Depois, após o feroz terremoto do Haiti de 2010 e a prolongada intervenção militar da IV Frota em Porto Príncipe, ficou demonstrado que as crises humanitárias são, para o Comando Sul, a porta de entrada perfeita para desembarcar ao sul do Rio Bravo. Além disso, nos últimos anos, os Estados Unidos tiveram que retroceder em sua política de instalar bases militares tradicionais no Cone Sul. O governo equatoriano de Rafael Correa desativou a base militar norte-americana de Manta, e na Colômbia os enclaves cedidos pelo governo de Álvaro Uribe ao Pentágono foram declarados inconstitucionais pela Suprema Corte. Esta nova reconfiguração da defesa e segurança hemisférica por parte dos Estados Unidos ficou plasmada nas palavras do embaixador Thessin quando, durante a inauguração do COE, declarou ao jornal ABC Color, de Assunção, que: “Há quase quatro anos nasceu o conceito do Centro de Operações de Emergências e de um Depósito de Abastecimento para Emergências. Paraguai e Estados Unidos têm muitos valores em comum, inclusive a redução da pobreza. A doação destes equipamentos e os treinamentos aumentarão a capacidade de respostas diante de desastres naturais, e com isso se conseguirá melhorar a vida da população”.

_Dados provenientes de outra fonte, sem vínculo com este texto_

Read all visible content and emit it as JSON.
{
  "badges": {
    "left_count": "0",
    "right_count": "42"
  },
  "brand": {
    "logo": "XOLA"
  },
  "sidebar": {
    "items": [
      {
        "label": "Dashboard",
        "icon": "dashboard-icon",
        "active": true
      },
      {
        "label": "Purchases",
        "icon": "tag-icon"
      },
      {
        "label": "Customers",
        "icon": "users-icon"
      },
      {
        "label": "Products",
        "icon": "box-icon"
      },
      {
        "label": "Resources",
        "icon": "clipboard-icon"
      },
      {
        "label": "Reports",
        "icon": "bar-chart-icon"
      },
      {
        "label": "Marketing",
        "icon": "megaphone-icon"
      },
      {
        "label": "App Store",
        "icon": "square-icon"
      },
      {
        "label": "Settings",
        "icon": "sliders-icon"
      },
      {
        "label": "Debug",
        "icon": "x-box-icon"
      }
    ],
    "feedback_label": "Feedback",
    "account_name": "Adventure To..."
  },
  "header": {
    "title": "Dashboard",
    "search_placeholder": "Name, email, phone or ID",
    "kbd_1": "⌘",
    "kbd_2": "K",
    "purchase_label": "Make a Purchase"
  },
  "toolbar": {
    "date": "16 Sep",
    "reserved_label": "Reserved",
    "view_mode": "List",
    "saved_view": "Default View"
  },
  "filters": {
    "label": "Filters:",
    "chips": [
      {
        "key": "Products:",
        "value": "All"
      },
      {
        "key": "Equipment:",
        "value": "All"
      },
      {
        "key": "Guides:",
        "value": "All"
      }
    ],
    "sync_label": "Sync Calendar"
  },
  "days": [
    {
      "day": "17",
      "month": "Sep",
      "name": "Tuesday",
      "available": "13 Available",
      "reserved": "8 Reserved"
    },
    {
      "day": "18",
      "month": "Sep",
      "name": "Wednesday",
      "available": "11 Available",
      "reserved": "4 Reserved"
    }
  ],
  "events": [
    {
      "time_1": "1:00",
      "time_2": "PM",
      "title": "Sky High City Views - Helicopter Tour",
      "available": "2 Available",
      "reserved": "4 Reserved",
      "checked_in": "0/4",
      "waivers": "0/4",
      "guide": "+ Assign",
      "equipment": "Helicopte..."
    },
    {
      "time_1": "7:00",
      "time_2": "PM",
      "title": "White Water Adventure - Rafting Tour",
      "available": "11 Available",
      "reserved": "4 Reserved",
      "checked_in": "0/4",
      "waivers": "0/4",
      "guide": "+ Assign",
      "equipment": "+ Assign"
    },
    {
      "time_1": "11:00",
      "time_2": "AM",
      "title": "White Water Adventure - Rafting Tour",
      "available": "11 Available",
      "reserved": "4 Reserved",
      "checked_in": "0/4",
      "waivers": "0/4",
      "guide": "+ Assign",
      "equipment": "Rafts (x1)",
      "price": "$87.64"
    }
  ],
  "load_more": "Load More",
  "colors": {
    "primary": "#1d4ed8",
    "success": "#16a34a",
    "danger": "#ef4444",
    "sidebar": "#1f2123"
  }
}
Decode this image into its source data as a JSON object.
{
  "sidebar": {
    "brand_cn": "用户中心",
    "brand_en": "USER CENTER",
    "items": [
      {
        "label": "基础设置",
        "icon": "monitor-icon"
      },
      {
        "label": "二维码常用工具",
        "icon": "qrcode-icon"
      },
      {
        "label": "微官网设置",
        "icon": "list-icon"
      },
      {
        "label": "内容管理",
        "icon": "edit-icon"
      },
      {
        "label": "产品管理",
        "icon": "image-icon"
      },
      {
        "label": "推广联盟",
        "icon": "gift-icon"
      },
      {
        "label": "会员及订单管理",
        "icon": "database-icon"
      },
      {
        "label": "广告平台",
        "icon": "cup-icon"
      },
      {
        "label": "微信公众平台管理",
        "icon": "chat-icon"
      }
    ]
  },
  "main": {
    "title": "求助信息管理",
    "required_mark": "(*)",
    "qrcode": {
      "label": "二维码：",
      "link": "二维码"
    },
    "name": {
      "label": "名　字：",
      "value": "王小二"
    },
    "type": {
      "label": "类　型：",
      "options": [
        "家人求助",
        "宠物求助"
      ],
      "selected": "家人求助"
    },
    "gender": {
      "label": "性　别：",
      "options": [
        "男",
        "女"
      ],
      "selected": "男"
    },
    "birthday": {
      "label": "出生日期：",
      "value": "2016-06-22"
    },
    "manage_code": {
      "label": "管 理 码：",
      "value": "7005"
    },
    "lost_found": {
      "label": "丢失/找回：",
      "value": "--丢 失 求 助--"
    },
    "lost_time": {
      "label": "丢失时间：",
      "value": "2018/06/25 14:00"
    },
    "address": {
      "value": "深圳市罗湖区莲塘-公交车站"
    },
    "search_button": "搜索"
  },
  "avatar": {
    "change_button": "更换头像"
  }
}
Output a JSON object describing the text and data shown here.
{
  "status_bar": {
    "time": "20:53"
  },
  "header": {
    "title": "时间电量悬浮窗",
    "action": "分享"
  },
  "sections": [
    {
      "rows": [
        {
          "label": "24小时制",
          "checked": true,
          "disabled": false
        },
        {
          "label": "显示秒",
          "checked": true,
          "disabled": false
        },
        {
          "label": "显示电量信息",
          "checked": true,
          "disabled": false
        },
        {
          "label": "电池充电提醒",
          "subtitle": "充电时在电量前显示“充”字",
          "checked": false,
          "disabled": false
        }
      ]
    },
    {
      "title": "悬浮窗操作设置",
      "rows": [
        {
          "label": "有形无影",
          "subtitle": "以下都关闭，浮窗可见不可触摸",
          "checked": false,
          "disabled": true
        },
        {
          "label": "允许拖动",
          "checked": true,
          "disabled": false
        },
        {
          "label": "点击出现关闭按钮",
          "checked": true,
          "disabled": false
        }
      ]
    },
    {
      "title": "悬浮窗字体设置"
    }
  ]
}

Após a implantação de um novo enclave apadrinhado pelo Pentágono no Paraguai, o Serpaj entrevistou Richard Doughman, pós-graduado em estudos latino-americanos e pesquisador da política de defesa norte-americana, para tratar de pensar as implicações desta nova estratégia de defesa estadunidense. Segundo Doughman: “O uso deste tipo de Centro de Operações representa uma adaptação da estratégia norte-americana às novas condições: em primeiro lugar, à crescente resistência política e social diante da instalação de bases militares na América do Sul, e em segundo lugar, à grave crise fiscal do Estado norte-americano. Além disso, meses atrás, o Secretário de Defesa norte-americano anunciou cortes significativos no orçamento militar, provocados pelo déficit fiscal que acarretam os Estados Unidos. Enquanto fecham bases militares na Europa e interrompem alguns programas armamentistas particulares, reforçam os programas das Forças Especiais (encarregadas de operações secretas) e dos aviões não tripulados (os drones). Tudo indica que os Estados Unidos estão em transição para uma força militar menor, mas igualmente letal, realizada por operações de alta precisão em alvos identificados pela inteligência militar e que diminuem o máximo possível os riscos para as vidas norte-americanas. Neste cenário, um pequeno centro de operações serve perfeitamente”. A análise de Doughman torna inteligível, então, que o Comando Sul esteja convidando todas as Forças Armadas Latino-americanas para participar de um exercício conjunto mascarado de Forças Aliadas Humanitárias, que acontecerá entre os dias 05 e 16 de maio em El Salvador.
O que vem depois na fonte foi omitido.